In order for your car to keep running, it needs routine maintenance. This is true of everything in life, of course, from marriages to vehicles. To keep your car running and running well, you'll need to do the following things at regular intervals. The exact interval depends on your manufacturer's recommendations, but general intervals are given for reference.

1. Check Fluid Levels

The fluid levels in your car should be checked regularly. Most shops do this routinely when the car is brought in for any type of maintenance or repair. At home, at least monthly, you should check the following when the engine is cool and the car is not running:

  • Engine oil - pull the dipstick and wipe it clean, then re-insert it and pull it again. The oil should be relatively clean (not too black) and at the "full" mark on the stick.
  • Engine coolant - open the radiator cap (again, when the engine is COOL) and look inside. If you cannot see liquid, you need to add fluid. You can buy pre-mixed 50/50 antifreeze for this purpose.
  • Note that some vehicles have an overflow to the side that should also be checked. It will have a "full/empty" mark.
  • Transmission fluid - if applicable, usually only on vehicles with an automatic transmission. It will have a dipstick similar to the oil, but usually lower down into the engine and marked with a different color. Just like the oil, it should be clean (usually bright red) and full.
  • Windshield washer fluid - should be full. Top off as needed.
  • Brake fluid - the reservoir is likely clear, so you can look without opening it and see what level the fluid is at. Fill as needed and as your vehicle's specifications require.
  • Power steering fluid - if equipped, the reservoir is usually on top of the power steering pump. The cap usually twists off to reveal a dipstick for checking. It should be at the "full" mark.

2. Check the Brakes

Your brake pads should be routinely checked by someone qualified to do so. Your vehicle's brakes are it's top safety concern, so they should be checked at every oil change interval and replaced when the pads are getting thin and before they begin squeaking.

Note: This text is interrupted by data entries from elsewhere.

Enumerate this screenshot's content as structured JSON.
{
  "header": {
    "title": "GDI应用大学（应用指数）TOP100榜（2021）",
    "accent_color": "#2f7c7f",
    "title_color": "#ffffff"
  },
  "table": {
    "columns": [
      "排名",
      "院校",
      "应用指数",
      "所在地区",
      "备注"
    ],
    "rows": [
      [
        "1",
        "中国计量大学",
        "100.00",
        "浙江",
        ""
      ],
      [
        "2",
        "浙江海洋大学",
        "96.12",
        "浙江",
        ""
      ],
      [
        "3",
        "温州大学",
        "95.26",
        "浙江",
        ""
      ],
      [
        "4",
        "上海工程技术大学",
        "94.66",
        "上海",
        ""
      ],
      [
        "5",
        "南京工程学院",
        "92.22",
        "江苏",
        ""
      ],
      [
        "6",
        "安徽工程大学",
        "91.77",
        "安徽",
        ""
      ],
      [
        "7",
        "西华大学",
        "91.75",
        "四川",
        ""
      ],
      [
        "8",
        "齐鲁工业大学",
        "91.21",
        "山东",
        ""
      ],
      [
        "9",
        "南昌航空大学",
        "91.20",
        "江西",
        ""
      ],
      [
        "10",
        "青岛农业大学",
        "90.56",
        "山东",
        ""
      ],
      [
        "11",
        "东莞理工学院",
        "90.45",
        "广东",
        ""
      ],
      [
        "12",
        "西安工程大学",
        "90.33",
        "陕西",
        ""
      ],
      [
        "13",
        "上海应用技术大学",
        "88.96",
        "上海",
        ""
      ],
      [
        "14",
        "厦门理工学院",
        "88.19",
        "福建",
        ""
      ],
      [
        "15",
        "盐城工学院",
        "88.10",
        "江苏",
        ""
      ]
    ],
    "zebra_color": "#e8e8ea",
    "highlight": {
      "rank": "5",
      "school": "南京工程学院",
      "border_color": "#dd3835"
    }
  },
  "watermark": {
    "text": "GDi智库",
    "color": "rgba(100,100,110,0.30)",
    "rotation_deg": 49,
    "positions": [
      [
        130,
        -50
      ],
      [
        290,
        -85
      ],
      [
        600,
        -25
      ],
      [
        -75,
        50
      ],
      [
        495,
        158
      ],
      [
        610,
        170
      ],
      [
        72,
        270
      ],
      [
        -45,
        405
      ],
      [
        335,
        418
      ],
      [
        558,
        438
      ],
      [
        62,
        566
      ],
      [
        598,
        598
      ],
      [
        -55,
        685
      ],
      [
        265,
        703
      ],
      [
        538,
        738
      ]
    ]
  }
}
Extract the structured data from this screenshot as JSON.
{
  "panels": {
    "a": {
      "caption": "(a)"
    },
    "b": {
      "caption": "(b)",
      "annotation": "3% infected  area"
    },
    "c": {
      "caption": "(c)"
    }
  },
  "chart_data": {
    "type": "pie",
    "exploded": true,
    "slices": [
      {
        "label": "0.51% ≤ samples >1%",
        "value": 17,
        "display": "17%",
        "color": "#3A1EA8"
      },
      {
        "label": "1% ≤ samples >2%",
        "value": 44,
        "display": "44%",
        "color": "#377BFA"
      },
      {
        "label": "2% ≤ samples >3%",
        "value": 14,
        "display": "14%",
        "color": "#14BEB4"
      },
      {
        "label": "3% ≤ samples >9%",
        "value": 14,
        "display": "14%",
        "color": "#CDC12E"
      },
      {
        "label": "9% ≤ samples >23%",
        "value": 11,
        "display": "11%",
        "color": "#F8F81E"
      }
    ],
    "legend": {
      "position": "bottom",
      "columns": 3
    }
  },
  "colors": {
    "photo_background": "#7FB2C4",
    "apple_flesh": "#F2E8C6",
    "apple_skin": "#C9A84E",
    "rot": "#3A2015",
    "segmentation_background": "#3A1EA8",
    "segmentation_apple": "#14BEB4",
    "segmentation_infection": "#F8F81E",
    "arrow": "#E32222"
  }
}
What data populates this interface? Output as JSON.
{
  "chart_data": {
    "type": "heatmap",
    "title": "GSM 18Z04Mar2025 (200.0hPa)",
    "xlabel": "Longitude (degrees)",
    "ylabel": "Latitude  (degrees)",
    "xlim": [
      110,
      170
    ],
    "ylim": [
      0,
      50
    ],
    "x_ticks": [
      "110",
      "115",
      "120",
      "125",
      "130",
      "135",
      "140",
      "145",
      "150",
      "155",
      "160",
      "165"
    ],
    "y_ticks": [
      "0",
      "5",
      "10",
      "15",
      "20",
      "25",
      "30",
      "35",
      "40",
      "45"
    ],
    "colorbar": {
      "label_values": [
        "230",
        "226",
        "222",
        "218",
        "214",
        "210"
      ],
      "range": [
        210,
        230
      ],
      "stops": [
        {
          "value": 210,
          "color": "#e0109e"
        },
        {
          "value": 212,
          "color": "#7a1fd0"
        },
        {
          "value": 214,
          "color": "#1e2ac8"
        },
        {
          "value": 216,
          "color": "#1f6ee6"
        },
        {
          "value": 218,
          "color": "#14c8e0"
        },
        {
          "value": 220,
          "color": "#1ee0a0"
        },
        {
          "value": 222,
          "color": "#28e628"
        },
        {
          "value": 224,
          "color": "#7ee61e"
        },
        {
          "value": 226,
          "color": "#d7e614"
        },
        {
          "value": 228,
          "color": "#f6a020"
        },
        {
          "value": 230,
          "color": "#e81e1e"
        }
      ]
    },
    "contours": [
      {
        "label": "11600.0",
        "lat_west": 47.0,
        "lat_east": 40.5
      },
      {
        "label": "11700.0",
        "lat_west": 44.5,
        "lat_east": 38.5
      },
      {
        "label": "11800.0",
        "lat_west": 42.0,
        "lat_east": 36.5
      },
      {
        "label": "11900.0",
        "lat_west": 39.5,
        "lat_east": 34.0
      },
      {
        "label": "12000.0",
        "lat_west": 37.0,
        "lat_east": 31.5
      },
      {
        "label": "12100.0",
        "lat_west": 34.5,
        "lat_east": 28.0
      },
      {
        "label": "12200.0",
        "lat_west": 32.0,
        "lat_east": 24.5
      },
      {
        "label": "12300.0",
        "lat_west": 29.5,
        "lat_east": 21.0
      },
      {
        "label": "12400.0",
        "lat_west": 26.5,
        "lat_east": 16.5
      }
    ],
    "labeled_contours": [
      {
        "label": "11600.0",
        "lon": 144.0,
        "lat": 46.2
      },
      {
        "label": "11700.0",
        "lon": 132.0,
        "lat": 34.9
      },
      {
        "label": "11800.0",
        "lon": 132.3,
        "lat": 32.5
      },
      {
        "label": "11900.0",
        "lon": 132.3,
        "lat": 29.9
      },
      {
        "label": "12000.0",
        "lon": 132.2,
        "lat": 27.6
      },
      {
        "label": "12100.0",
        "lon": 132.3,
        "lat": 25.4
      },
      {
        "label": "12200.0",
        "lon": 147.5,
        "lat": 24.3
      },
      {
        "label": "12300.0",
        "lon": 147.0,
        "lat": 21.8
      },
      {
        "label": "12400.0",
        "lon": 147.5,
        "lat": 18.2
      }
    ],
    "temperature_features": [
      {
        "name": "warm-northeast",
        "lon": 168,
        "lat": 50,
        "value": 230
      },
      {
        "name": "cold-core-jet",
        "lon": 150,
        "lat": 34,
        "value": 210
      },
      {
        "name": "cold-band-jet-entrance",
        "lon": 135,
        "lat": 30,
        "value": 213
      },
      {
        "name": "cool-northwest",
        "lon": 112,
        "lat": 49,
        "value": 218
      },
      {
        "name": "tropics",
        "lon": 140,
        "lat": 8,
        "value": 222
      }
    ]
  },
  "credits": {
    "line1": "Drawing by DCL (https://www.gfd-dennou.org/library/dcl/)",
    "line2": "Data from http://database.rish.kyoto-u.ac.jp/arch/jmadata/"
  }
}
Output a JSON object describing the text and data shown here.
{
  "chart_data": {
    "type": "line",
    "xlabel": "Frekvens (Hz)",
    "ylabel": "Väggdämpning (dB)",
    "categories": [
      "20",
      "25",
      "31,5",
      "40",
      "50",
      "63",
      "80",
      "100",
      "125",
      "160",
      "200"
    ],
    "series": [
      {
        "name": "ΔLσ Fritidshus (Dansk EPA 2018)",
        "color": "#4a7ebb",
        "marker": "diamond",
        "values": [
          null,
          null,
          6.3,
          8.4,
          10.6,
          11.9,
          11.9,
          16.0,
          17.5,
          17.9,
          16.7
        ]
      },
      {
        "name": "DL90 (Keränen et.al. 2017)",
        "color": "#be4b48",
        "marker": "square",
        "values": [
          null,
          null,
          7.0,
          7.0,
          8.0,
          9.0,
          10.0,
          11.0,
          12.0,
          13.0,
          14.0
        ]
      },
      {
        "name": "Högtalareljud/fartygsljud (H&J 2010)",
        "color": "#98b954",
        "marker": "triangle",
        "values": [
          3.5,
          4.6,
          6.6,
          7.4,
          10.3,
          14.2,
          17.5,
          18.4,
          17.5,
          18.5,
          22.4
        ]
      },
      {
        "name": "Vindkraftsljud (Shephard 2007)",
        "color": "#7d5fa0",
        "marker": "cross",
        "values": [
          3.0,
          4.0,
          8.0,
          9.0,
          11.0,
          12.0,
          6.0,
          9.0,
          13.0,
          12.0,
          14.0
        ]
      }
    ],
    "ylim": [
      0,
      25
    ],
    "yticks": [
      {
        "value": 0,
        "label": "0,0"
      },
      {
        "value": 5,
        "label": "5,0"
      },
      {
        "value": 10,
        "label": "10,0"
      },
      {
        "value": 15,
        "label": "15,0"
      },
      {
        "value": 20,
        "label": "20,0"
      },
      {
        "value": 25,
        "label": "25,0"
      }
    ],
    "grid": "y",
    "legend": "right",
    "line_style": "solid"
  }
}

3. Check the Lights, Tires, and Other Safety Equipment

This is probably the most often overlooked safety check everyday drivers make. Professional drivers do this routinely (every day). At home, when you're checking the vehicle's fluids (above), also switch on the headlights, hazard lights (blinkers), etc. and check that all of them are working. Walk around the car and make sure the tail lights, side lamps, blinkers, etc. are all operating correctly.

Also check the tires to be sure they're properly inflated (the psi requirement will be on the sidewall, usually 32-35psi). It's estimated that most drivers could save $80 in fuel annually if they kept their tires properly inflated. Also check tire wear and be sure that they are evenly worn and enough tread is still present. You should be able to stand a quarter upside down inside the tread's trench (at the center of the tire) and the "meat" should come up to Washington's head.

4. Oil and Filter Changes

Probably the number one most important maintenance item for keeping your vehicle running is the oil and oil filter change. Most vehicles require this at every 3,000 - 3,500 miles. The oil should be completely drained, the filter replaced with a new one, and new oil put back in. All according to your vehicle's specifications, of course.

5. Belts, Timing, Etc.

The belts that run the accessories on most vehicles (air conditioning, power steering, etc.) require regular checks to be sure they are not overly worn. They require replacement at regular intervals as well, usually every 20,000 miles or once every other year, depending on driving habits.

Timing belts or chains need routine checkups as well. Belts are often replaced at intervals of about 70,000-100,000 miles and chains occasionally require adjusting by a mechanic at these intervals as well.

6. Wiper Blades

In most parts of the U.S., these should be changed out once a year.

7. Tune Up

Nearly all vehicles need a tune up every year. This requires that spark plugs be replaced, plug wires replaced (in some cases), air filter be replaced, and the engine idle speed checked to be sure it's at optimum.

Doing these 7 simple things when required can keep most vehicles running strong for many thousands of miles. Most vehicles that are well cared for, no matter the make or model, are likely to have a lifespan beyond 200,000 miles.